Single by Mitski

from the album Nothing's About to Happen to Me
- Released: February 3, 2026
- Genre: Bossa nova; jazz;
- Length: 3:16
- Label: Dead Oceans
- Songwriter: Mitski Miyawaki
- Producer: Patrick Hyland

Mitski singles chronology
| "Where's My Phone?" (2026) | "I'll Change for You" (2026) | "If I Leave" (2026) |

= I'll Change for You =

"I'll Change for You" is a song by American singer-songwriter Mitski. It was released on February 3, 2026, as the second single from her eighth studio album Nothing's About to Happen to Me. Like the rest of the album, it was written by Mitski and produced by Patrick Hyland.

==Overview==

Musically, "I'll Change for You" has been variously described as bossa nova and jazz.

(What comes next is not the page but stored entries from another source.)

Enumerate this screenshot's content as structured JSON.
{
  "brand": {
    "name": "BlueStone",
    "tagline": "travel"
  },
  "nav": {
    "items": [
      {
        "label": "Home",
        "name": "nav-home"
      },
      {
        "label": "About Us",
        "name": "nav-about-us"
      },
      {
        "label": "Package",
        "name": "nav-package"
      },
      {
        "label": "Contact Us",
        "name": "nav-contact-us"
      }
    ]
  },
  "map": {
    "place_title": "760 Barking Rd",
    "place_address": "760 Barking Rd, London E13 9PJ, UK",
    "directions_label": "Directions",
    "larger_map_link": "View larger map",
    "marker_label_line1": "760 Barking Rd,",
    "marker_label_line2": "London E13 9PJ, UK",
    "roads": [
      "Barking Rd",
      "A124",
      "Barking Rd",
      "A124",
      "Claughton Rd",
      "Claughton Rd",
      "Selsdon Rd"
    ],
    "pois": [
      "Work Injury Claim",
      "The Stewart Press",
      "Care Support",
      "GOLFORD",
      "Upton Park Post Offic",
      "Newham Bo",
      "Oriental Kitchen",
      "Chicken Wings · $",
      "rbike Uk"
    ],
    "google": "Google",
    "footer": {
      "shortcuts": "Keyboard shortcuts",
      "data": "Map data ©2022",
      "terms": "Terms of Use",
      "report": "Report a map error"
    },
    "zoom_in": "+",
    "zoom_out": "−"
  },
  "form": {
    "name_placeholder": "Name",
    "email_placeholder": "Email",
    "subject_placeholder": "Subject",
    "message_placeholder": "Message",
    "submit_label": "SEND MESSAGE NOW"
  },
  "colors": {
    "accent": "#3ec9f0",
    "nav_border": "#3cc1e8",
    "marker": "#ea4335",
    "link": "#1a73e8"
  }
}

Billboard Philippines stated the song "juxtaposes a feel-good bossa nova-reminiscent beat with heart-wrenching lyrics that yearn for a loved one's affections to return after being left hanging." Consequence felt the song sees Mitski "at her most vulnerable, offering to erase any part of herself that her partner might not want in exchange for their love." The publication noted the song's sparse arrangement, highlighting its "jazzy flourishes" and drummer Bruno Esrubilsky's "tightly-wound bossa nova groove".

A music video created for the song, directed by Lexie Alley, was described by The Line of Best Fit as "building upon the Tansy House (Note: A recurring thematic location in the promotion of Nothing's About to Happen to Me) world of a reclusive woman in her messy home, where she is ultimately free."